Honestly, I wouldn’t mind being wined and dined. Most of my relationship with Miles has skipped a few steps and gotten right to the falling into bed together part. Maybe it’s time we backtrack a little.
So I select my order, and Miles makes the call. An hour later, a table is set up with a white tablecloth and a candle centerpiece. The aids meticulously set up our meals, with Miles supervision. He insists on helping, while also insisting that I do not.
By the time we sit down to eat, just the two of us, the hotel room does feel more like a private little corner of a restaurant, with Miles and I stealing glances at each other while I eat the most delicious steak I’ve ever had in my life.
“Thank you, Miles,” I tell him, after we finish eating.
“I’ll woo you yet, Esther,” he says, like he hasn’t already done so.

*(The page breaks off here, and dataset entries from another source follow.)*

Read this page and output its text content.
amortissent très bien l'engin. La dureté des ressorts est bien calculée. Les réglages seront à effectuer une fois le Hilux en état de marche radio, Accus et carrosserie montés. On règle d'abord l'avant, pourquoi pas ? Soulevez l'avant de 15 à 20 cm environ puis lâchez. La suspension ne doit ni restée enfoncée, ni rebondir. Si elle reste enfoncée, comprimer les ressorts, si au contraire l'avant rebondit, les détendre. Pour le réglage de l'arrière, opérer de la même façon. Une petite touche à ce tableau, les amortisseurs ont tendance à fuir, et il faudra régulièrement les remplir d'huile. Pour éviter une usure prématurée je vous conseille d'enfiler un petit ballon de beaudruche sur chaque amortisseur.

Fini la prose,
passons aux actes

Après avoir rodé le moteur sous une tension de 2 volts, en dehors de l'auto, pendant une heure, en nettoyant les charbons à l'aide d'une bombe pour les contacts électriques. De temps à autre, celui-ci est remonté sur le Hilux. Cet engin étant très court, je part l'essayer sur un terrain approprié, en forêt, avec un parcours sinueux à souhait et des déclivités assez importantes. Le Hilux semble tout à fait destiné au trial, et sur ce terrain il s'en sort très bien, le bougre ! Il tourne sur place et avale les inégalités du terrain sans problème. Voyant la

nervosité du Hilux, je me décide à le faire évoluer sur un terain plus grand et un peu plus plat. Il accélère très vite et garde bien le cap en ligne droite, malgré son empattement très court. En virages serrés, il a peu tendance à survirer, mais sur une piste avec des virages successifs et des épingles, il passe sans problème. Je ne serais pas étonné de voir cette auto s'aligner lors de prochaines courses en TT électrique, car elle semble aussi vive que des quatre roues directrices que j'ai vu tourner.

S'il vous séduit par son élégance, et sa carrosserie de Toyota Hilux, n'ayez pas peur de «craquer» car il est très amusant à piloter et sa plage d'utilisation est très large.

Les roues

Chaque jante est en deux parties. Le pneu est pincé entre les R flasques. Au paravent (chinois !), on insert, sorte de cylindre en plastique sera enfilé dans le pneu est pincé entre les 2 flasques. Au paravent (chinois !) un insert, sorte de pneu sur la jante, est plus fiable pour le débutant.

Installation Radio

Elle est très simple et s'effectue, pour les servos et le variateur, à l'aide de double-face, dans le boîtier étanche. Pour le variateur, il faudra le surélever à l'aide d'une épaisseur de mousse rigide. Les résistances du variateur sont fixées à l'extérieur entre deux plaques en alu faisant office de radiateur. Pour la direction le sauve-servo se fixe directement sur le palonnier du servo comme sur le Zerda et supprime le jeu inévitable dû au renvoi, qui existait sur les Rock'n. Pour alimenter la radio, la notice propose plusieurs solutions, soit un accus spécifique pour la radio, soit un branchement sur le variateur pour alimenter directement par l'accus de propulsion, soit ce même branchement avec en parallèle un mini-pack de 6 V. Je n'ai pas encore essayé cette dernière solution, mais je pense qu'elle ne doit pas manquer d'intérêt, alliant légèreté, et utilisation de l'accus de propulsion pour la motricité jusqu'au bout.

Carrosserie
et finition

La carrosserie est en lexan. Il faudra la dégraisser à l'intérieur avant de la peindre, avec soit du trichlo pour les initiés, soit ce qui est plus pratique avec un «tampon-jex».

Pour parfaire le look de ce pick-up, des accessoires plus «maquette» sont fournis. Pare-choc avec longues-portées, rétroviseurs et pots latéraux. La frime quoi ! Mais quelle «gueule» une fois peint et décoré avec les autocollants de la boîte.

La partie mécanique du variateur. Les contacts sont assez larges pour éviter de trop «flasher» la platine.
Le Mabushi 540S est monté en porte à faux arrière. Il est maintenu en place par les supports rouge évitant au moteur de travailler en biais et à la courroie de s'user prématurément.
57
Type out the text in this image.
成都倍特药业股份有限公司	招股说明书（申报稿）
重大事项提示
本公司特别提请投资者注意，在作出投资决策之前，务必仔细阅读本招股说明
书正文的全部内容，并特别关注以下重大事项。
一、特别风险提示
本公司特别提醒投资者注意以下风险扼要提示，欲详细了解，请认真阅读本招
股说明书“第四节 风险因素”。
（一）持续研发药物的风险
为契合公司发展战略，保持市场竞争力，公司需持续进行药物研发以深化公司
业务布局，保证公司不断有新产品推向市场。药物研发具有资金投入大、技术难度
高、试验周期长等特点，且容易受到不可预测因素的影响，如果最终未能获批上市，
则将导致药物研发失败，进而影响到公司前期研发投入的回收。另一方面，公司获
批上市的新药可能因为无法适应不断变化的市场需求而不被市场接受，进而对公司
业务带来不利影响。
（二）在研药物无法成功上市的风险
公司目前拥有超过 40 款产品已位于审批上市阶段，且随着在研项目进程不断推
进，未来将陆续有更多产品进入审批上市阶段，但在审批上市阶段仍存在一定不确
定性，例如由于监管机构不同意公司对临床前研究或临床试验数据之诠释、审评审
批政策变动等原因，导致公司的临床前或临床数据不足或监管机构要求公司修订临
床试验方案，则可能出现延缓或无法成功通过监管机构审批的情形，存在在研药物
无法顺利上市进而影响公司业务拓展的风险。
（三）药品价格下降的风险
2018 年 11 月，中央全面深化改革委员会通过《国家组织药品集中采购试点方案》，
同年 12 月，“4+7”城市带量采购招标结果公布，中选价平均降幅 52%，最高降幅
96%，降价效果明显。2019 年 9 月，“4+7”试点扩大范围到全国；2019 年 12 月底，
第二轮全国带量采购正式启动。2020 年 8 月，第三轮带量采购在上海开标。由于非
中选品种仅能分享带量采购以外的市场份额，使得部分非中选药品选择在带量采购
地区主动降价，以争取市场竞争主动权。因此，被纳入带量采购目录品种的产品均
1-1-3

All of this, everything he’s done for me, it’s entirely unnecessary.
The truth is, though I’m hesitant to admit it, even to myself, is that my feelings for Miles are so deeply rooted, they seem a lot like love.
The last time I had thought myself in love had been with Garnar, so I’m not sure I can trust my own feelings. Yet I can’t really deny their strength or their hold over me.
When Miles smiles, my heart races. When he touches my hand, my skin burns. When he kisses me, I am entirely swallowed with desire.
If this isn’t love, I’m not sure what it is.